Corentin : « Pourquoi avons-nous besoin d’être aimés ? » C’est la question que se sont posés les journalistes de Philosophie Magazine pour leur numéro d’été. Alors Angèle Chatelier aussi, s’est interrogée : aimer, est-ce vraiment ce qu’il y a de plus beau ?
(EXTRAIT 1)
Angèle : Pourquoi avons-nous besoin d’amour ? Est-ce un lien qui libère ou qui au contraire, emprisonne ? Pourquoi sommes-nous aussi dévastés lors de l’exercice de la rupture ? Autant de questions sur lesquelles vous pourrez vous interroger en lisant le numéro d’été de Philosophie Magazine.
Si chacun dissertait sur l’Amour, probablement que le monde se sentirait mieux. C’est là tout le but de la philosophie. Mais, l’amour dans le sens de la relation amoureuse est-il aussi beau que l’on veut bien nous laisser le croire depuis que l’Homme est Homme ?
C : Beaucoup d’écrits partent du postulat que l’on ne peut pas vivre sans amour
A : Car il est ce qui nous libère. Aimer un autre nous éveille. Éveille notre curiosité, nous fait tendre vers un but. En soi, aimer, c’est se dépasser soi-même. L’idée de l’amour comme unité est évidemment apparu avec Platon, dans Le Banquet, avec le fameux mythe d’Aristophane.
En voici un extrait pour le comprendre. Platon met en scène un homme et une femme : (EXTRAIT 2 musique d’accompagnement)
« Ils étaient d’une force et d’une vigueur extraordinaire et comme ils étaient d’un grand courage, ils attaquèrent les dieux et tentèrent d’escalader le ciel. Alors, Zeus délibéra avec les autres dieux sur le parti à prendre. Le cas était embarassant ; ils ne pouvaient se décider à tuer les hommes et à détruire la race humaine à coups de tonnerre ; car c’était mettre fin aux hommages et au culte que les hommes leur rendaient , d’un autre coté, ils ne pouvaient plus tolérer leur impudence. Enfin, Zeus, ayant trouvé non sans difficulté une solution : il coupa les hommes en deux »
C : L’amour, donc, consisterait à chercher toute sa vie sa moitié pour à nouveau se fondre ensemble.
A : Selon ce mythe, oui. Bien après, au 20ème siècle, Martin Buber publie l’ouvrage « Je et Tu ». Dedans, le postulat est que l’Homme devient un Je au contact du Tu. Dans Philosophie Magazine c’est un peu plus clair : c’est en grande partie l’amour de l’autre qui me constitue, pas seulement dans mon identité affective et psychologique mais en tant que personne. Il y a aussi une très jolie phrase de Stendhal dans son ouvrage De l’Amour : « l’amour est comme la fièvre, il naît et s’éteint sans que la volonté y ait la moindre part ».
C : Tout ça expliquerait d’où vient notre besoin d’amour
A : En réalité, ce besoin est inhérent à notre enfance, vous vous en doutez.
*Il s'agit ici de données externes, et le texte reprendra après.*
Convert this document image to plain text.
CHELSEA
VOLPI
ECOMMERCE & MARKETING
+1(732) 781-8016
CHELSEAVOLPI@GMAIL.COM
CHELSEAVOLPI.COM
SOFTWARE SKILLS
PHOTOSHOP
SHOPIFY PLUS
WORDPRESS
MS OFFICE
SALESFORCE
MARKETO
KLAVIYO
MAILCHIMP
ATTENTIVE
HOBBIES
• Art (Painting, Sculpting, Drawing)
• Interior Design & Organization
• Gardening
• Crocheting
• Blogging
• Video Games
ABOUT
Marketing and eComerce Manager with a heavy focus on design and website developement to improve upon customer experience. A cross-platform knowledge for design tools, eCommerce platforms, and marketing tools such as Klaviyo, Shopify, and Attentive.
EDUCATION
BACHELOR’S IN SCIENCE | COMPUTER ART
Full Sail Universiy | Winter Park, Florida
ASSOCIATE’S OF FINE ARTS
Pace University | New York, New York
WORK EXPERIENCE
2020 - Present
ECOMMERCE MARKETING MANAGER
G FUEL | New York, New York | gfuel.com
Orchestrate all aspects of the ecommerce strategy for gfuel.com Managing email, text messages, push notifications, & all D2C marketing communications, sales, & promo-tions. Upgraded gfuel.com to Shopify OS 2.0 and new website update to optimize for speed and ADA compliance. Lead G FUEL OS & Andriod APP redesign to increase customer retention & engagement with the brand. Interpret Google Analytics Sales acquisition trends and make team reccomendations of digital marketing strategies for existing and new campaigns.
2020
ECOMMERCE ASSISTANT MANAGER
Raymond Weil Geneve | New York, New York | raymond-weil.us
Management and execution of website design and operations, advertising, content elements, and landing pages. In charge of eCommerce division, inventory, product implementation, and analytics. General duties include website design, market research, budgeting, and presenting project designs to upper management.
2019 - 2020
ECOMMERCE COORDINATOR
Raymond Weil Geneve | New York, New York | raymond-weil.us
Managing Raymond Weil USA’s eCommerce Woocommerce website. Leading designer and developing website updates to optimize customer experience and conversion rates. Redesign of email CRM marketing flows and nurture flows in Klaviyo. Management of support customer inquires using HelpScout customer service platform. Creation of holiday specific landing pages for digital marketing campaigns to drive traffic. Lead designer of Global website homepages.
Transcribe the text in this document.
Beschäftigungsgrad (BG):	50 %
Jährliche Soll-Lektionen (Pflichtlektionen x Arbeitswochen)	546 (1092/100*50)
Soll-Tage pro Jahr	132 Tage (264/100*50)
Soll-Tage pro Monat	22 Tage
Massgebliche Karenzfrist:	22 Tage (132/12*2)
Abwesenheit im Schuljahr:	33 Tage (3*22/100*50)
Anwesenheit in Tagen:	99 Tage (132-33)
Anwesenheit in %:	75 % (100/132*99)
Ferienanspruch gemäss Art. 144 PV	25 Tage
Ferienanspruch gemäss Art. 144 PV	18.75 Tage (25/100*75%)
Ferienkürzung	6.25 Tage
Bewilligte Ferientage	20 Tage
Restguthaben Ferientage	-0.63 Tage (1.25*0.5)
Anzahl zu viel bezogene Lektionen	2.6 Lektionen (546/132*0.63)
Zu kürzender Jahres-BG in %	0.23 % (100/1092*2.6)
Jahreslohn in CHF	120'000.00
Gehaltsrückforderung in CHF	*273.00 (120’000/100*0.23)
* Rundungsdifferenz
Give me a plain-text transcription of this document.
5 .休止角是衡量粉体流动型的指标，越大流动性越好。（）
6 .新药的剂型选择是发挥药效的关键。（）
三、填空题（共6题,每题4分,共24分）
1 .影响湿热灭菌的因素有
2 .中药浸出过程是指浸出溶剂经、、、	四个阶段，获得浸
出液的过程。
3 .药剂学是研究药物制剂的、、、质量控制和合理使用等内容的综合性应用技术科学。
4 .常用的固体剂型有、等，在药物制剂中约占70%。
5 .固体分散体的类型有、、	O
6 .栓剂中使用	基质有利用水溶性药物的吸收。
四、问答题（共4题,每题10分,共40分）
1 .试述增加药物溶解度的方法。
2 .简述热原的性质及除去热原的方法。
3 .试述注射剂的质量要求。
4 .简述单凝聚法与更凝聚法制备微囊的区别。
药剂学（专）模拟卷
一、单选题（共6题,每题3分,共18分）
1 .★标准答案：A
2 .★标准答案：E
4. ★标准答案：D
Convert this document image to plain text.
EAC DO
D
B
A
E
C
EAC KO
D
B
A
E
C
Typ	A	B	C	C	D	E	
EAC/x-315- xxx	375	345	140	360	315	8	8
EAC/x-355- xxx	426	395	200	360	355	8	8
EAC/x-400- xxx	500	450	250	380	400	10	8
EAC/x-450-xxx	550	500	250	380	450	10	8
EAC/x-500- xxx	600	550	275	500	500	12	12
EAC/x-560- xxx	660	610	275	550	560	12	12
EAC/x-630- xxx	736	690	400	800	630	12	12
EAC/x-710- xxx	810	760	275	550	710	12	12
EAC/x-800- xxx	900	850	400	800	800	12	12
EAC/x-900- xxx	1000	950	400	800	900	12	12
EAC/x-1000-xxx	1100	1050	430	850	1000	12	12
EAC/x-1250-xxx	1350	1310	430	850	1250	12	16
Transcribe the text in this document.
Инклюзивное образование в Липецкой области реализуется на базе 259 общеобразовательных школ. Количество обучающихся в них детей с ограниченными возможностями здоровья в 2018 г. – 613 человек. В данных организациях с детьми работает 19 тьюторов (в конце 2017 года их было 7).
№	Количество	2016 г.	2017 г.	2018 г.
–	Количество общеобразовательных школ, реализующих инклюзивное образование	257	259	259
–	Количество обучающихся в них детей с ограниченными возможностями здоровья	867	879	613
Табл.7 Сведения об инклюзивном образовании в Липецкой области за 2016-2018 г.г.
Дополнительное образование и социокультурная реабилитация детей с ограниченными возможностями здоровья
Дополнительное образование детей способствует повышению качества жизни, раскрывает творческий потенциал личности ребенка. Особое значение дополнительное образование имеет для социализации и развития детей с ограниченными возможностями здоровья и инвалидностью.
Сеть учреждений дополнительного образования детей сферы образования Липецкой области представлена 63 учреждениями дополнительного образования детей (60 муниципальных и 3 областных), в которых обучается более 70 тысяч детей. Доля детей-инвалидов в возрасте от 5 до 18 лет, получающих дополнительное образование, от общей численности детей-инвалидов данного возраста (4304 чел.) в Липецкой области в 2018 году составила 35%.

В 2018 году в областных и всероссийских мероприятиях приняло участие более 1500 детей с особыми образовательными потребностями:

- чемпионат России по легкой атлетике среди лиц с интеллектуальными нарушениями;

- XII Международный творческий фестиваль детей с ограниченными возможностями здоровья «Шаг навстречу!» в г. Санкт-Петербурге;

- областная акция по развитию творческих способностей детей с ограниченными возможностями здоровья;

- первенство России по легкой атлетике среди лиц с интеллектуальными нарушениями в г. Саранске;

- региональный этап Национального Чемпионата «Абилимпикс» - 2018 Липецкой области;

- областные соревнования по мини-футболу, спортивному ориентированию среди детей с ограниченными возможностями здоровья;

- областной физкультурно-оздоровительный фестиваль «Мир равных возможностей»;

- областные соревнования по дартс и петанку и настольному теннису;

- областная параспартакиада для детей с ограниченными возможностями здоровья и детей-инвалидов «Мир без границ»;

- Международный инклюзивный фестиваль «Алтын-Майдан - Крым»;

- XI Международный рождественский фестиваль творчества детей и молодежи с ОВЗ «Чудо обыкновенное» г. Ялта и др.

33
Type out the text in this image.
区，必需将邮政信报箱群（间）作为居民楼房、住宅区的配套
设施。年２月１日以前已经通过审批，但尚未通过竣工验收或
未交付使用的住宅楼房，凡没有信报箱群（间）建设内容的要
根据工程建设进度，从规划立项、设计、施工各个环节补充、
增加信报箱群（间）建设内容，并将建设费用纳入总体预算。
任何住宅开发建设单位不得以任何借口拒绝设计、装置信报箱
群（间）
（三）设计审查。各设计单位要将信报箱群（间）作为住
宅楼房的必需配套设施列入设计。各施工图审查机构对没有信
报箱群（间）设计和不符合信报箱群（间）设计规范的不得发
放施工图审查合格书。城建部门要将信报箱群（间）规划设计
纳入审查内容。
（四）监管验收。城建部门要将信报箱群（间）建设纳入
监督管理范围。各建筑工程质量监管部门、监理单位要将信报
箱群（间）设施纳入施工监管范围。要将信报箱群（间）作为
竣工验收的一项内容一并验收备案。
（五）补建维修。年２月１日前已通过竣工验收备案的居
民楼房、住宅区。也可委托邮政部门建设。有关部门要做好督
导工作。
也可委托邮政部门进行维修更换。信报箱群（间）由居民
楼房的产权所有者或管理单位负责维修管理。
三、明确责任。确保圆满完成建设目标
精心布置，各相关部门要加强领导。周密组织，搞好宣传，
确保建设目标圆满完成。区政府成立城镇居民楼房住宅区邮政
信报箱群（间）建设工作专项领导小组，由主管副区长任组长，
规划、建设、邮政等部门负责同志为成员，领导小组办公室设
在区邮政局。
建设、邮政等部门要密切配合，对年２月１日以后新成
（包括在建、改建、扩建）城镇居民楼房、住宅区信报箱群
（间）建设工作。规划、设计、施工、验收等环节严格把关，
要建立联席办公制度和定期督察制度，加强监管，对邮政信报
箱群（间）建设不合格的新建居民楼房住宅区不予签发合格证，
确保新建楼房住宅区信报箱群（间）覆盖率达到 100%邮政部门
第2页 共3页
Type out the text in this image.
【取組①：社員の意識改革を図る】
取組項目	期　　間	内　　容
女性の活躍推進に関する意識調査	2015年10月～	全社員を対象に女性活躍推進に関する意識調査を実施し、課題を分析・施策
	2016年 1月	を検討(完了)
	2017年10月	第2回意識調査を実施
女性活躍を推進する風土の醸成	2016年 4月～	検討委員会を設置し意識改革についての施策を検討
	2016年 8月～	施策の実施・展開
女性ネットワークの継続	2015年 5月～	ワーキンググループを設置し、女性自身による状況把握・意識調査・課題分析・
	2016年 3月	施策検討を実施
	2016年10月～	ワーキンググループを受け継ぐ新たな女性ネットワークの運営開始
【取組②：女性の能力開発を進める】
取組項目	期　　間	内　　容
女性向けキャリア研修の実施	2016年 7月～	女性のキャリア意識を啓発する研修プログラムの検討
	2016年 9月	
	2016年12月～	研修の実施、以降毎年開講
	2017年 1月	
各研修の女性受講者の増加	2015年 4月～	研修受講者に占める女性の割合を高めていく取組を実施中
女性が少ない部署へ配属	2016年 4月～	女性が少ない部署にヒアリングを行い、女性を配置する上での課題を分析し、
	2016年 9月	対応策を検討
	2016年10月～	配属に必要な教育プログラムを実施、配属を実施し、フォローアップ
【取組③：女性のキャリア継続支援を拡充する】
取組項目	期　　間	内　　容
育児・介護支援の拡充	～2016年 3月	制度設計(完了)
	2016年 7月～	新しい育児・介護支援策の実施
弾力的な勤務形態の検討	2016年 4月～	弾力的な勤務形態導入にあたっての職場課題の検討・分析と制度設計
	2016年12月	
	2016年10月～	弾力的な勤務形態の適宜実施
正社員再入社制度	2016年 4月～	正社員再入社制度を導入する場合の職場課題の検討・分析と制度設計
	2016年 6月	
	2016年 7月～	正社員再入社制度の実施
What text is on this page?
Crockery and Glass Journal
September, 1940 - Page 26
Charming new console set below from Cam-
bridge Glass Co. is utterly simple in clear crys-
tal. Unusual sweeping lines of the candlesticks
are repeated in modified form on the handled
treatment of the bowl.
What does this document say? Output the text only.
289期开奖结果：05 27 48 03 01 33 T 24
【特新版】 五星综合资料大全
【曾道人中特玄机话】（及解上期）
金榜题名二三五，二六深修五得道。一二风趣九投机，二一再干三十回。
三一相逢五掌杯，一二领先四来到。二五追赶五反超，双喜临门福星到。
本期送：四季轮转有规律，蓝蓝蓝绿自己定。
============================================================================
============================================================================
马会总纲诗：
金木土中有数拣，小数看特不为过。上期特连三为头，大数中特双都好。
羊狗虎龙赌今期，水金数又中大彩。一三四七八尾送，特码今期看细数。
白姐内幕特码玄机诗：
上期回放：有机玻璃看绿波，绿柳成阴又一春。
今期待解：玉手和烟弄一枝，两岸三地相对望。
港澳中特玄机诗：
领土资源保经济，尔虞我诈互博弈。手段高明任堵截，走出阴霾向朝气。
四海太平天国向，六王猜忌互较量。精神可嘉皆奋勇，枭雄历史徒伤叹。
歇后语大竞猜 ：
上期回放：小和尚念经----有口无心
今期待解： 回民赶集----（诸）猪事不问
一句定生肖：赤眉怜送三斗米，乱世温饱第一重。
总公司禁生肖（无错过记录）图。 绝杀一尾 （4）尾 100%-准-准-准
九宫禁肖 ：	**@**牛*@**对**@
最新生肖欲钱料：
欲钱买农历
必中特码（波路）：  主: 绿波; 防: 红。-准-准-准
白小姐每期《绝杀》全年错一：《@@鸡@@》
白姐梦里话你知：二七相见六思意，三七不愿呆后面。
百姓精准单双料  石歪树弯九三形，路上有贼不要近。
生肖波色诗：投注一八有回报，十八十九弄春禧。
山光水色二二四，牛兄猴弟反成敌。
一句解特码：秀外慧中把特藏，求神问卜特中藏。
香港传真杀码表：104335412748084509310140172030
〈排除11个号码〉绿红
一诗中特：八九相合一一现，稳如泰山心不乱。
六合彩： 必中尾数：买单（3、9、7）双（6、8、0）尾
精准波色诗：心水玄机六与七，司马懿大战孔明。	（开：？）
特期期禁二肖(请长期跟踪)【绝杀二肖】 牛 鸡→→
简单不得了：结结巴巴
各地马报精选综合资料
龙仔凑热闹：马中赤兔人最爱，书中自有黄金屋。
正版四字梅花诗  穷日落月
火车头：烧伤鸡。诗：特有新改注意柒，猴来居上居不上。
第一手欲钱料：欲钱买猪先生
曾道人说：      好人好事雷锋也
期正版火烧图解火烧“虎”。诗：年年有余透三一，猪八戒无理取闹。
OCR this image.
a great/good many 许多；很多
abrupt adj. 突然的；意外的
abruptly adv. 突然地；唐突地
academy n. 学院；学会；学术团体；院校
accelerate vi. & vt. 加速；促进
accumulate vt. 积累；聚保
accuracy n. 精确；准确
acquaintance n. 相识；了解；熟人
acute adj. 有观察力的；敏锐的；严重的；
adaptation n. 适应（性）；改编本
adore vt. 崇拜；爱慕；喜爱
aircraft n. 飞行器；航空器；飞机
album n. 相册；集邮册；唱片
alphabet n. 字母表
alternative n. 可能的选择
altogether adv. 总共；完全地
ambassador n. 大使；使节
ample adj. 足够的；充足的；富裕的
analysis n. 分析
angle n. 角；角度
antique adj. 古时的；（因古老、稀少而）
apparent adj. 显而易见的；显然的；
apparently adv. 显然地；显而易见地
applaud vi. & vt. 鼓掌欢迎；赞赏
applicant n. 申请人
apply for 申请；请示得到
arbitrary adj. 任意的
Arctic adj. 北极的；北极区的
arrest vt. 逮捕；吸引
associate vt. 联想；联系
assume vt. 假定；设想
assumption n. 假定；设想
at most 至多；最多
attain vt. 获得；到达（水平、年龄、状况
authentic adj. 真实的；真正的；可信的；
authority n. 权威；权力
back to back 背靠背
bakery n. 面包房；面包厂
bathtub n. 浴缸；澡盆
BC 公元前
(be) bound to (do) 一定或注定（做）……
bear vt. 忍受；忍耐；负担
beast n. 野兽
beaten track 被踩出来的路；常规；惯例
Sans vouloir être trop freudienne, nous cherchons dès notre naissance l’amour de la mère, tout d’abord, puis de nos deux parents, ensuite. Leur regard, leur approbation. Nous le recherchons aussi dans l’être aimé. Ce qui pose un problème : finalement, avons-nous besoin d’aimer, ou plutôt, d’être aimé ?
Avant le désir de donner de l’amour, il y aurait un culte du Moi. Il serait plus important, - voire permettrait de rendre plus heureux - de savoir que l’autre nous aime plutôt que de l’aimer, tout court. C’est d’ailleurs flagrant aujourd’hui avec les réseaux sociaux. La course aux « likes », Tinder, le tout tout-de-suite.
Il y a donc deux écoles : celle de dire que l’Amour se ressent comme tel lorsque l’on est aimé, l’autre lorsque l’on aime.
Sauf que Philosophie Magazine le rappelle : pour devenir soi-même, il est fondamental de savoir aller contre le désir de celui qui nous aime et de nous en détacher afin de ne pas rester prisonnier.
C : Mmmmh oui, mais ça, ce n’est pas si facile.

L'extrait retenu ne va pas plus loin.